Le côté dangereux de la recherche sur l’effet placebo : la science dure stimule-t-elle la pseudoscience ?

Par zeteditor
effet placebo

par Fabrizio Benedetti 1,2,3, *

Nous vous proposons un article traduit de l’anglais par les Zétérinaires, qui alerte sur la récupération pseudoscientifique et l’exploitation charlatanesque des avancées de la recherche sur l’effet placebo.

Cet article s’insère dans la réflexion que nous devons mener sur l’utilisation du placebo en médecine vétérinaire, dans la lignée de notre article « Est-il acceptable de prescrire un placebo ? ». Edzard Ernst sur son blog fait un commentaire sur l’article de Benedetti qu’il conclue par cette phrase « Utiliser des thérapies placebo en routine n’est pas dans le meilleur intérêt pour le patient et pour le progrès. »

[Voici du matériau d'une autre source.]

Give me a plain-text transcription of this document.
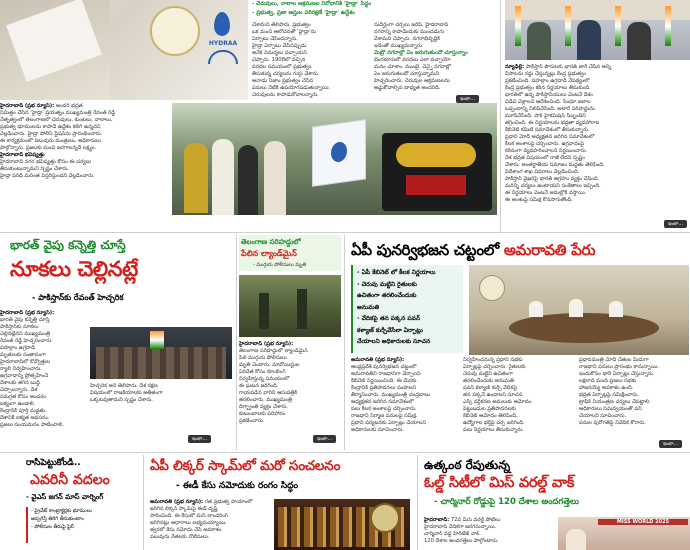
HYDRAA
- చెరువులు, నాలాల ఆక్రమణల నిరోధానికి 'హైడ్రా' సిద్ధం
- ప్రభుత్వ, ప్రజా ఆస్తుల పరిరక్షణే 'హైడ్రా' ఉద్దేశం
చేశామని తెలిపారు. ప్రభుత్వం
ఒక మంచి ఆలోచనతో 'హైడ్రా'ను
ఏర్పాటు చేసిందన్నారు.
హైడ్రా ఏర్పాటు చేసినప్పుడు
అనేక విమర్శలు వచ్చాయని
చెప్పారు. 1908లో వచ్చిన
వరదల సమయంలో ప్రభుత్వం
తీసుకున్న చర్యలను గుర్తు చేశారు.
ఆనాడు నిజాం ప్రభుత్వం చేసిన
పనులు నేటికీ ఉపయోగపడుతున్నాయి.
చెరువులను కాపాడుకోవాలన్నారు.
సుదీర్ఘంగా చర్చలు జరిపి, హైదరాబాద్
నగరాన్ని కాపాడేందుకు ముందడుగు
వేశామని చెప్పారు. నగరాభివృద్ధికి
ఇదెంతో ముఖ్యమన్నారు.
మెట్రో నగరాల్లో ఏం జరుగుతుందో చూస్తున్నాం
బెంగళూరులో వరదలు ఎలా వచ్చాయో
మనం చూశాం. ముంబై, చెన్నై నగరాల్లో
ఏం జరుగుతుందో చూస్తున్నామని
హెచ్చరించారు. చెరువుల ఆక్రమణలను
అడ్డుకోవాల్సిన బాధ్యత అందరిదీ.
ఇంకా...
హైదరాబాద్ (ప్రభ న్యూస్): అందరి భద్రత
నిమిత్తం చేసిన 'హైడ్రా' ప్రయత్నం ముఖ్యమంత్రి రేవంత్ రెడ్డి
నేతృత్వంలో తెలంగాణలో చెరువులు, కుంటలు, నాలాలు,
ప్రభుత్వ భూములను కాపాడే ఉద్దేశం కలిగి ఉన్నదని
వెల్లడించారు. హైడ్రా పోలీస్ స్టేషన్‌ను ప్రారంభించారు.
ఈ కార్యక్రమంలో పలువురు మంత్రులు, అధికారులు
పాల్గొన్నారు. ప్రజలకు మంచి జరగాలన్నదే లక్ష్యం.
హైదరాబాద్ భవిష్యత్తు
హైదరాబాద్ నగర భవిష్యత్తు కోసం ఈ చర్యలు
తీసుకుంటున్నామని స్పష్టం చేశారు.
హైడ్రా పరిధి మరింత విస్తరిస్తుందని వెల్లడించారు.
న్యూఢిల్లీ: పాకిస్తాన్ పౌరులకు భారత్ జారీ చేసిన అన్ని
వీసాలను రద్దు చేస్తున్నట్లు కేంద్ర ప్రభుత్వం
ప్రకటించింది. పహల్గాం ఉగ్రదాడి నేపథ్యంలో
కేంద్ర ప్రభుత్వం కఠిన నిర్ణయాలు తీసుకుంది.
భారత్‌లో ఉన్న పాకిస్తానీయులు వెంటనే దేశం
విడిచి వెళ్లాలని ఆదేశించింది. సింధూ జలాల
ఒప్పందాన్ని నిలిపివేసింది. అటారీ సరిహద్దును
మూసివేసింది. పాక్ హైకమిషన్ సిబ్బందిని
తగ్గించింది. ఈ నిర్ణయాలను భద్రతా వ్యవహారాల
కేబినెట్ కమిటీ సమావేశంలో తీసుకున్నారు.
ప్రధాని మోదీ అధ్యక్షతన జరిగిన సమావేశంలో
కీలక అంశాలపై చర్చించారు. ఉగ్రవాదంపై
కఠినంగా వ్యవహరించాలని నిర్ణయించారు.
దేశ భద్రత విషయంలో రాజీ లేదని స్పష్టం
చేశారు. అంతర్జాతీయ సమాజం మద్దతు తెలిపింది.
విదేశాంగ శాఖ వివరాలు వెల్లడించింది.
పాకిస్తాన్ వైఖరిపై భారత్ ఆగ్రహం వ్యక్తం చేసింది.
మరిన్ని చర్యలు ఉంటాయని సంకేతాలు ఇచ్చింది.
ఈ నిర్ణయాలు వెంటనే అమల్లోకి వస్తాయి.
ఈ అంశంపై సమీక్ష కొనసాగుతోంది.
ఇంకా...
భారత్ వైపు కన్నెత్తి చూస్తే
నూకలు చెల్లినట్లే
- పాకిస్తాన్‌కు రేవంత్ హెచ్చరిక
హైదరాబాద్ (ప్రభ న్యూస్):
భారత్ వైపు కన్నెత్తి చూస్తే
పాకిస్తాన్‌కు నూకలు
చెల్లినట్లేనని ముఖ్యమంత్రి
రేవంత్ రెడ్డి హెచ్చరించారు.
పహల్గాం ఉగ్రదాడి
మృతులకు సంతాపంగా
హైదరాబాద్‌లో కొవ్వొత్తుల
ర్యాలీ నిర్వహించారు.
ఉగ్రవాదాన్ని ప్రోత్సహించే
దేశాలకు తగిన బుద్ధి
చెప్పాలన్నారు. దేశ
సమగ్రత కోసం అందరం
ఐక్యంగా ఉండాలి.
కేంద్రానికి పూర్తి మద్దతు.
దేశానికి ఐక్యత అవసరం.
ప్రజలు సంయమనం పాటించాలి.
హెచ్చరిక అని తెలిపారు. దేశ రక్షణ
విషయంలో రాజకీయాలకు అతీతంగా
ఒక్కటవుతామని స్పష్టం చేశారు.
ఇంకా...
తెలంగాణ సరిహద్దులో
పేలిన ల్యాండ్‌మైన్
- ముగ్గురు పోలీసులు మృతి
హైదరాబాద్ (ప్రభ న్యూస్):
తెలంగాణ సరిహద్దులో ల్యాండ్‌మైన్
పేలి ముగ్గురు పోలీసులు
మృతి చెందారు. మావోయిస్టుల
ఏరివేత కోసం కూంబింగ్
నిర్వహిస్తున్న సమయంలో
ఈ ఘటన జరిగింది.
గాయపడిన వారిని ఆసుపత్రికి
తరలించారు. ముఖ్యమంత్రి
దిగ్భ్రాంతి వ్యక్తం చేశారు.
కుటుంబాలకు పరిహారం
ప్రకటించారు.
ఇంకా...
ఏపీ పునర్విభజన చట్టంలో అమరావతి పేరు
- ఏపీ కేబినెట్ లో కీలక నిర్ణయాలు
- చెరువు మట్టిని రైతులకు
ఉచితంగా తరలించేందుకు
అనుమతి
- వేదికపై తన పక్కన పవన్
కళ్యాణ్ కుర్చీవేసేలా ఏర్పాట్లు
చేయాలని అధికారులకు సూచన
అమరావతి (ప్రభ న్యూస్):
ఆంధ్రప్రదేశ్ పునర్విభజన చట్టంలో
అమరావతిని రాజధానిగా చేర్చాలని
కేబినెట్ నిర్ణయించింది. ఈ మేరకు
కేంద్రానికి ప్రతిపాదనలు పంపాలని
తీర్మానించారు. ముఖ్యమంత్రి చంద్రబాబు
అధ్యక్షతన జరిగిన సమావేశంలో
పలు కీలక అంశాలపై చర్చించారు.
రాజధాని నిర్మాణ పనులపై సమీక్ష.
ప్రధాని పర్యటనకు ఏర్పాట్లు చేయాలని
అధికారులకు సూచించారు.
నిర్వహించనున్న ప్రధాని సభకు
ఏర్పాట్లపై చర్చించారు. రైతులకు
చెరువు మట్టిని ఉచితంగా
తరలించేందుకు అనుమతి.
పవన్ కళ్యాణ్ కుర్చీ వేదికపై
తన పక్కనే ఉండాలని సూచన.
ఎస్సీ వర్గీకరణ అమలుకు ఆమోదం.
పెట్టుబడుల ప్రతిపాదనలకు
కేబినెట్ ఆమోదం తెలిపింది.
ఉద్యోగాల భర్తీపై చర్చ జరిగింది.
పలు నిర్ణయాలు తీసుకున్నారు.
ప్రధానమంత్రి మోదీ చేతుల మీదుగా
రాజధాని పనులు ప్రారంభం కానున్నాయి.
ఇందుకోసం భారీ ఏర్పాట్లు చేస్తున్నారు.
లక్షలాది మంది ప్రజలు సభకు
హాజరయ్యే అవకాశం ఉంది.
భద్రత ఏర్పాట్లపై సమీక్షించారు.
ట్రాఫిక్ నియంత్రణ చర్యలు చేపట్టాలి.
అధికారులు సమన్వయంతో పని
చేయాలని సూచించారు.
పనుల పురోగతిపై నివేదిక కోరారు.
ఇంకా...
రాసిపెట్టుకోండి..
ఎవరినీ వదలం
- వైఎస్ జగన్ మాస్ వార్నింగ్
- ప్రైవేట్ కాంట్రాక్టర్లకు భూములు
అప్పగిస్తే తిరిగి తీసుకుంటాం
- పోలీసుల తీరుపై ఫైర్
ఏపీ లిక్కర్ స్కామ్‌లో మరో సంచలనం
- ఈడీ కేసు నమోదుకు రంగం సిద్ధం
అమరావతి (ప్రభ న్యూస్): గత ప్రభుత్వ హయాంలో
జరిగిన లిక్కర్ స్కామ్‌పై ఈడీ దృష్టి
సారించింది. ఈ కేసులో మనీ లాండరింగ్
జరిగినట్లు ఆధారాలు లభ్యమయ్యాయి.
త్వరలో కేసు నమోదు చేసే అవకాశం.
పలువురు నేతలకు నోటీసులు.
ఉత్కంఠ రేపుతున్న
ఓల్డ్ సిటీలో మిస్ వరల్డ్ వాక్
- చార్మినార్ రోడ్డుపై 120 దేశాల అందగత్తెలు
హైదరాబాద్: 72వ మిస్ వరల్డ్ పోటీలు
హైదరాబాద్ వేదికగా జరగనున్నాయి.
చార్మినార్ వద్ద హెరిటేజ్ వాక్.
120 దేశాల అందగత్తెలు పాల్గొంటారు.
MISS WORLD 2025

Nous remercions le Pr F. Benedetti, auteur, pour l’aimable autorisation de traduire son article publié le 21 août 2019 dans Clinical Pharmacology & Therapeutics.

Benedetti F. The Dangerous Side of Placebo Research: Is Hard Science Boosting Pseudoscience? Clin Pharmacol Ther. 2019 Aug 21.

Au cours des dernières années, les progrès de la recherche sur l’effet placebo ont profité à toutes les sciences médicales en raison de l’évolution du concept de placebo, passé de simple comparateur ou « témoin » en recherche clinique à un phénomène digne d’être étudié par la science. Cependant, ces nouvelles connaissances scientifiques se retournent maintenant contre la science et certains dangers jusqu’ici sous-estimés ou négligés doivent être abordés, en particulier dans la pratique clinique, où l’utilisation inappropriée de placebos peut nuire.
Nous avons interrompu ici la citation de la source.